The former diplomat, Joseph Yun, who was the U.S. special envoy for North Korea, confirmed that he had signed an agreement with the North Korean government for the payment of the money owed before Warmbier was flown out of Pyongyang in a coma on June 13, 2017.
Otto Frederick Warmbier, who was was sentenced to 15 years hard labor for trying to steal an item bearing a propaganda slogan from his hotel, died days after he returned home.
Although the agreement was signed, according to White House national security adviser, John Bolton, no payment was ever made to the North Koreans.
Yun is currently a global affairs analyst for CNN after retiring from the State Department last year and he said that he believed the United Stated should definitely honor the commitment that was made.
Yun said, “my view is, yes.
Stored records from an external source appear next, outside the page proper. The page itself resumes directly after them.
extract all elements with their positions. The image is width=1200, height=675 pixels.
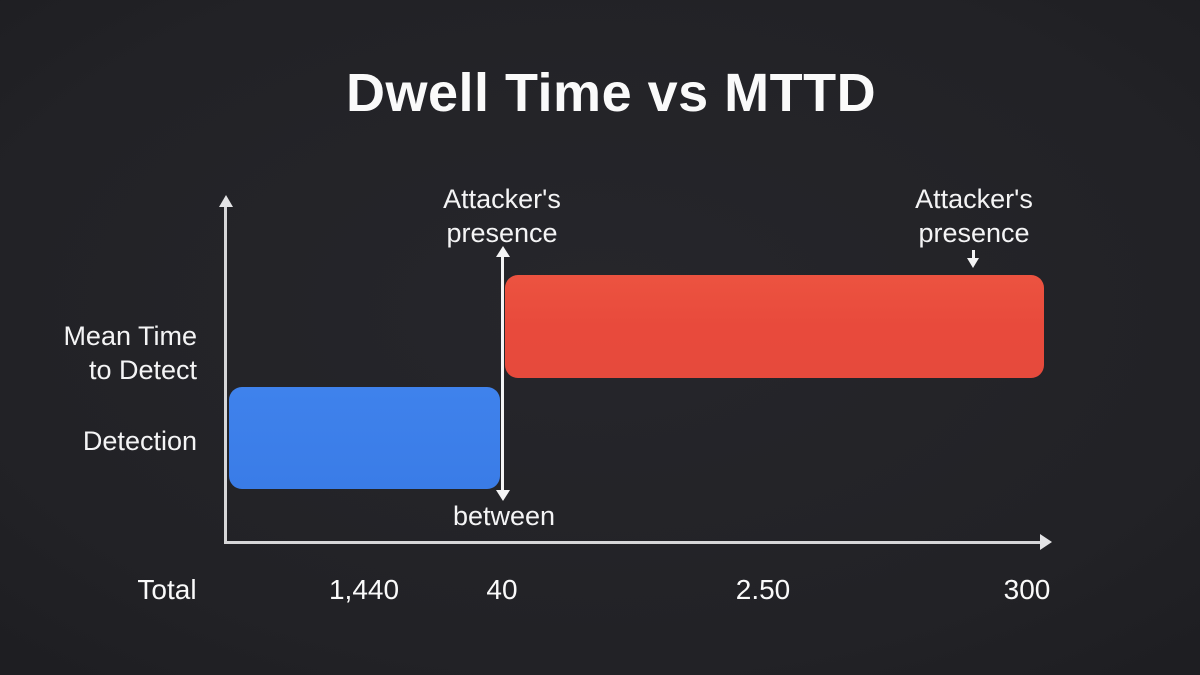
y-axis-line [224, 206, 227, 543]
boundary-arrow-down-icon [496, 490, 510, 501]
bar-detection [229, 387, 500, 489]
x-tick-300: 300 [1003, 574, 1051, 605]
x-tick-2-50: 2.50 [735, 574, 791, 605]
bar-mean-time-to-detect [505, 275, 1044, 378]
category-label-mean-time-to-detect: Mean Time to Detect [63, 321, 197, 385]
x-tick-40: 40 [486, 574, 518, 605]
x-axis-arrow-icon [1040, 534, 1052, 550]
annotation-attackers-presence-left: Attacker's presence [443, 184, 561, 248]
annotation-attackers-presence-right: Attacker's presence [915, 184, 1033, 248]
pointer-arrow-line [972, 250, 975, 260]
x-tick-total: Total [137, 574, 197, 605]
chart-title: Dwell Time vs MTTD [346, 63, 877, 123]
annotation-between: between [452, 501, 556, 531]
y-axis-arrow-icon [219, 195, 233, 207]
x-axis-line [224, 541, 1042, 544]
x-tick-1440: 1,440 [328, 574, 400, 605]
boundary-arrow-up-icon [496, 246, 510, 257]
pointer-arrow-down-icon [967, 258, 979, 268]
boundary-line [501, 253, 504, 493]
category-label-detection: Detection [82, 426, 197, 456]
If you’ve signed, if you promised another government from the U.S. government that you would make the payment, my view certainly is that we should go ahead and meet our end of the commitment.”
According to Yun as soon as North Korea made the demand, he contacted the secretary of state at the time, Rex Tillerson, who told him at that time to go head and sign the agreement. When asked if he believed that Tillerson had the approval of President Trump at the time, he replied, “that was my understanding. I never asked him. But that was my understanding.”
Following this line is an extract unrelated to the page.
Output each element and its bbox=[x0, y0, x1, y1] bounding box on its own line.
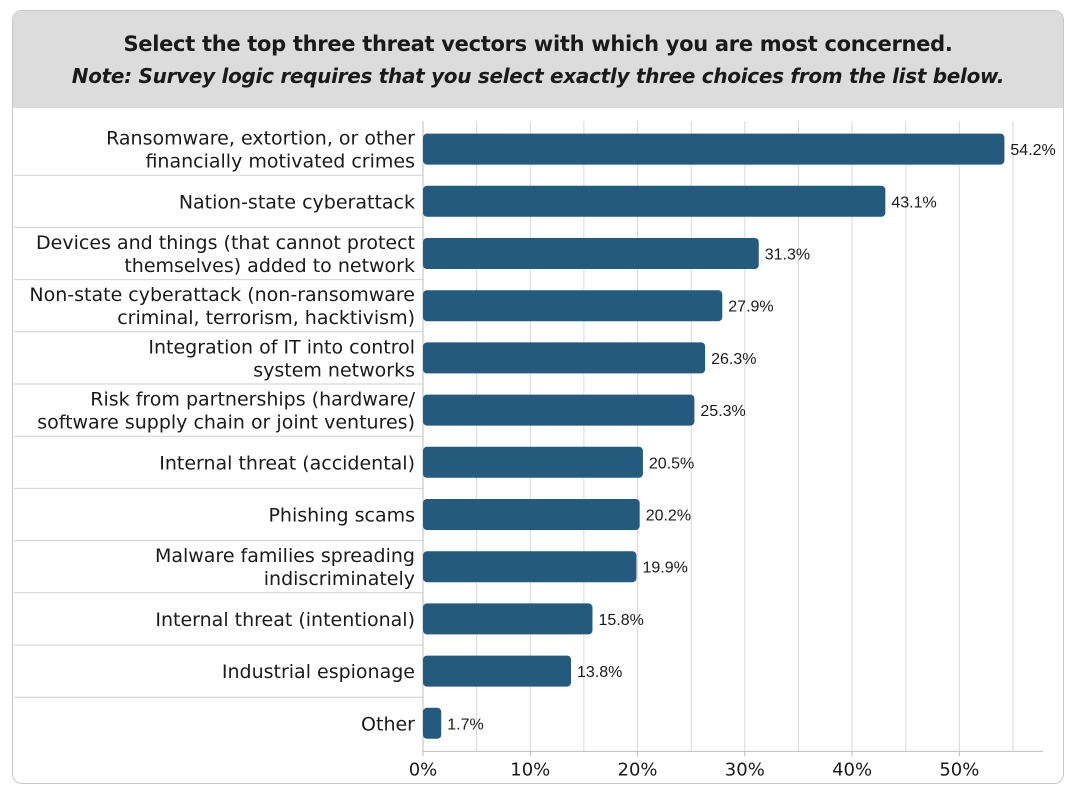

The Washington Post stated last Thursday that Trump approved the payment of the $2 million bill from Pyongyang to cover what they paid for the care of Warmbier, who was detained in North Korea for 17 months.
Six days after Warmbier was released from North Korea and returned to the United States, he died. A coroner from Ohio reported that Warmbier died from the lack of oxygen and blood to his brain. Claims of torture were dismissed by North Korea officials and blamed food poisoning and sleeping pills for the student’s death.